Александр Македонский, или Роман о боге — страница 23 из 62

Сделав вид, что его больше заботит подготовка дальнего похода в Азию, он вернулся в Пеллу, где его поджидал старый друг, коринфянин Демарат. После того как Филипп расспросил его о работе Большого совета и похвастался тем, что добился согласия в отношениях между греческими городами, этот мудрый человек ответил:

– Тебе ли говорить о согласии в Греции, когда ты наполнил собственный дом распрями и ссорами?

Царя ошеломили слова этого умудренного опытом человека, в верности которого Филипп не сомневался, ибо тот не раз поддерживал его. Филипп смиренно выслушал все его советы, согласился со справедливостью упреков, признал себя виновным в том, что подает дурной пример своему народу. Закончив беседу, царь поручил Демарату отправиться с миссией к Александру, дабы добиться примирения. Через несколько недель Александр, поставив свои условия мира, возвратился вместе с матерью в столицу.

Не вернув Олимпиаде положения законной супруги царя, Филипп сохранил ей как матери наследника престола высокое звание царицы. Чтобы добиться для Олимпиады этого статуса, пришлось, конечно, преодолеть сопротивление Аттала и его племянницы, но к тому времени Филипп уже перестал беспрекословно подчиняться воле второй жены. С возрастом наслаждения, как и война, все сильнее утомляли его. Клеопатра забеременела, и Филипп вновь почувствовал себя хозяином положения.

Снова в Пелле образовалось два клана: приверженцев молодой царицы и сторонников прежней. Павсаний быстро стал доверенным лицом Олимпиады. Впавший в немилость фаворит усердно распространял самые ядовитые слухи, направленные против Филиппа, Клеопатры и Аттала. Он шпионил, подслушивал, разносил сплетни, выдумывал их сам. Разжигание ненависти между великими мира сего стало для него единственным смыслом жизни при дворе. Примирение между Филиппом и Александром было лишь показным. Александр страдал от бездеятельности. Ему казалось, что этот трудный год никогда не завершится. Филипп держал сына в стороне от дел, не считая нужным посвящать его в планы похода на Восток, и царевич не был уверен, что ему будет позволено принять в нем участие.

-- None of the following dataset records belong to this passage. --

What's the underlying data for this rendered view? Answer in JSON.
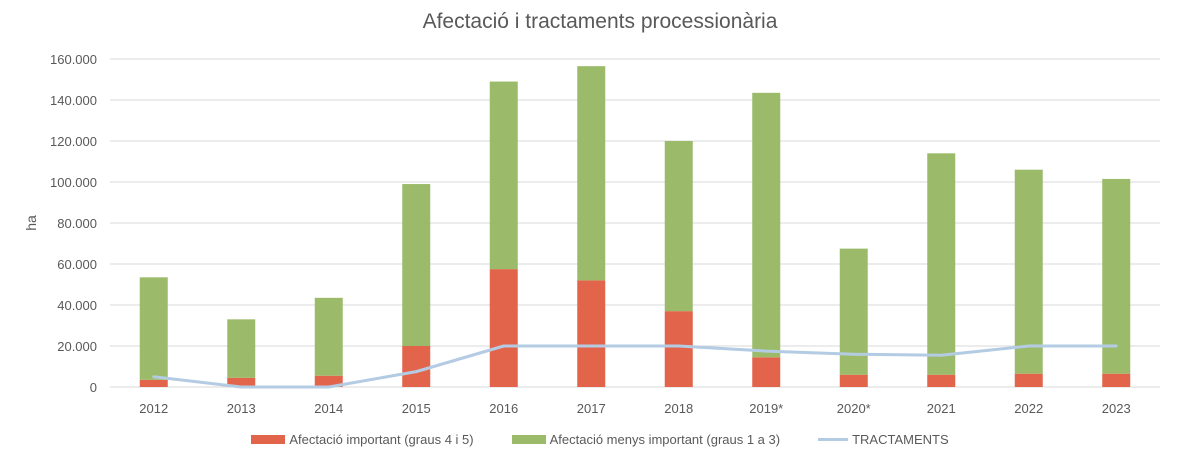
{
  "title": "Afectació i tractaments processionària",
  "chart_data": {
    "type": "bar",
    "stacked": true,
    "title": "Afectació i tractaments processionària",
    "xlabel": "",
    "ylabel": "ha",
    "ylim": [
      0,
      160000
    ],
    "yticks": [
      0,
      20000,
      40000,
      60000,
      80000,
      100000,
      120000,
      140000,
      160000
    ],
    "ytick_labels": [
      "0",
      "20.000",
      "40.000",
      "60.000",
      "80.000",
      "100.000",
      "120.000",
      "140.000",
      "160.000"
    ],
    "grid": true,
    "legend_position": "bottom",
    "categories": [
      "2012",
      "2013",
      "2014",
      "2015",
      "2016",
      "2017",
      "2018",
      "2019*",
      "2020*",
      "2021",
      "2022",
      "2023"
    ],
    "series": [
      {
        "name": "Afectació important (graus 4 i 5)",
        "type": "bar",
        "color": "#E2644A",
        "values": [
          3500,
          4500,
          5500,
          20000,
          57500,
          52000,
          37000,
          14500,
          6000,
          6000,
          6500,
          6500
        ]
      },
      {
        "name": "Afectació menys important (graus 1 a 3)",
        "type": "bar",
        "color": "#9BBB6A",
        "values": [
          50000,
          28500,
          38000,
          79000,
          91500,
          104500,
          83000,
          129000,
          61500,
          108000,
          99500,
          95000
        ]
      },
      {
        "name": "TRACTAMENTS",
        "type": "line",
        "color": "#B4CBE4",
        "values": [
          5000,
          0,
          0,
          7500,
          20000,
          20000,
          20000,
          17500,
          16000,
          15500,
          20000,
          20000
        ]
      }
    ]
  },
  "legend": {
    "items": [
      {
        "label": "Afectació important (graus 4 i 5)",
        "color": "#E2644A"
      },
      {
        "label": "Afectació menys important (graus 1 a 3)",
        "color": "#9BBB6A"
      },
      {
        "label": "TRACTAMENTS",
        "color": "#B4CBE4"
      }
    ]
  },
  "colors": {
    "grid": "#D9D9D9",
    "axis_text": "#595959"
  }
}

Александру исполнилось девятнадцать лет, однако временами юноше казалось, что жизнь его приближается к концу.

Конфликт между Александром и Филиппом вновь обострился. Поводом к новым разногласиям послужило решение царя связать брачными узами нескольких членов его семьи. Сначала царь выдал замуж Кинну, свою старшую незаконнорожденную дочь от Одаты Линкестидской, за Аминта, того самого племянника, чьим регентом он был, которого отстранил от царского трона и о котором перестали вспоминать. Неожиданное появление на политической сцене этого спокойного и неамбициозного молодого человека, не наделенного большими способностями, но который на законных основаниях мог потребовать однажды возвращения ему царской короны, представляло собой новое препятствие, воздвигнутое Филиппом на пути Александра к трону.

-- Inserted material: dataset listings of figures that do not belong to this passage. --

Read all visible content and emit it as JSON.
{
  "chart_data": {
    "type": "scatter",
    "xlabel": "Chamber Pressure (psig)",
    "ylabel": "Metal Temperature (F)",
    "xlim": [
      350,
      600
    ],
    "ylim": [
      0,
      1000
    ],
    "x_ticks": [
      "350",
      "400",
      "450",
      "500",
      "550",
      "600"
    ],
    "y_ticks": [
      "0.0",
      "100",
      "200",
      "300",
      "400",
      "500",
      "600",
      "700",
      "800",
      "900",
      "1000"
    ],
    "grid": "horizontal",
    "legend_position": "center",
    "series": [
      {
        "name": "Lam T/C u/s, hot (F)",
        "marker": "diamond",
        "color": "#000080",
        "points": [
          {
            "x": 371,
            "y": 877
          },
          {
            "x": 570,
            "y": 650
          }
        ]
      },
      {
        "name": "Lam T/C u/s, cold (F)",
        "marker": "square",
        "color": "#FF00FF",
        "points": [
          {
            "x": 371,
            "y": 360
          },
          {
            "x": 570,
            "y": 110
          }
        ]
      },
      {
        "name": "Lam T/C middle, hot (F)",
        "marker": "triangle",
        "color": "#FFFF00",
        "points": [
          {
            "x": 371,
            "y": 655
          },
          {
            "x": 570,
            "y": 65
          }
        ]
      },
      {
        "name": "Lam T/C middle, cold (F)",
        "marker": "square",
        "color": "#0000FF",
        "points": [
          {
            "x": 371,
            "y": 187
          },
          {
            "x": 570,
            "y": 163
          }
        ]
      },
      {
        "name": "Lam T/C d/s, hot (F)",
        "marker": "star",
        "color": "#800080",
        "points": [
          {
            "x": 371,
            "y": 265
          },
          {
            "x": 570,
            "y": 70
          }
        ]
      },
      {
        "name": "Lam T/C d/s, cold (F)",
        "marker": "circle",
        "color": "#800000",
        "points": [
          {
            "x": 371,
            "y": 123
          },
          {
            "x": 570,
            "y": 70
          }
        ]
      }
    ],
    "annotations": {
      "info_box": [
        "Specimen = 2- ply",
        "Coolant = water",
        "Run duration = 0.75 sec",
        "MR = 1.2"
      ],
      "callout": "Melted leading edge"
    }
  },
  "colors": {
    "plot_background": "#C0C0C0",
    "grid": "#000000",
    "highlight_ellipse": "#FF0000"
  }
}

Вскоре Филипп решил женить и Арридея, еще одного своего внебрачного ребенка от любовницы из Фессалии, которого еще в детские годы усилиями колдунов довели до слабоумия. Царь отправил Аристокрита с посольством к сатрапу Карии Пиксодору в чудесный город Галикарнас просить согласия на брак с Арридеем его старшей дочери. Филипп рассчитывал, что родственный союз с одним из главных правителей Малой Азии поможет ему в скором времени завоевать ее целиком. Пиксодор был вассалом персидского царя. Сатрапия Карии, как и египетское царство, передавалась по женской линии. Женившийся на старшей дочери Пиксодора становился в будущем сатрапом этой страны. Таким путем Филипп назначал Арридея своим наследником и наместником на территории, которую собирался завоевать.

Александр задумал помешать осуществлению замыслов Филиппа. Он направил к сатрапу Карии послом знаменитого актера по имени Фессал, поручив ему передать Пиксодору, что сам Александр предлагает ему себя в качестве македонского зятя. Царевич не сомневался, что сатрапу этот вариант понравится больше, чем родство с рожденным вне закона, от простолюдинки, да еще и слабоумным сыном Филиппа. Фессал, будучи хорошим мимом, так мастерски изобразил тупоумного, невнятно бормочущего, с провалившимся ртом Арридея, что не на шутку напугал Пиксодора, и дело с женитьбой убогого дальше не пошло. Случилось так, что Аристокрит и Фессал встретились в Галикарнасе, о чем стало известно Филиппу. Царь пришел в сильную ярость, но больше изображал гнев, чем гневался на самом деле.

– Как тебе не совестно, – укорял он Александра, – против моей воли искать союза с варваром, тебе, которого я хочу считать моим законным наследником? Ты слушаешь слишком много дурных советов матери, которая старается изо всех сил мне навредить, и этих безмозглых сопляков, которые тебя окружают.

Филипп вдохновенно разыгрывал роль оскорбленного отца, добрые намерения которого неправильно истолковали: ведь женитьба, задуманная для Арридея, недостойна Александра. Он считал, что те, кто способствовал осуществлению дурных планов царевича, должны понести суровое наказание. Он потребовал, чтобы коринфяне схватили Фессала на обратном пути и, заковав его руки и ноги в цепи, доставили к нему; изгнал из Македонии тех друзей Александра, которых признавал наиболее опасными, в первую очередь Птолемея, а также Гарпала, Неарха и Фригия. Царь намеревался также разогнать придворных, окружавших Олимпиаду, и покончить с кознями, которые замышлялись за закрытыми дверями болтливыми женщинами и нетерпеливыми молодыми людьми.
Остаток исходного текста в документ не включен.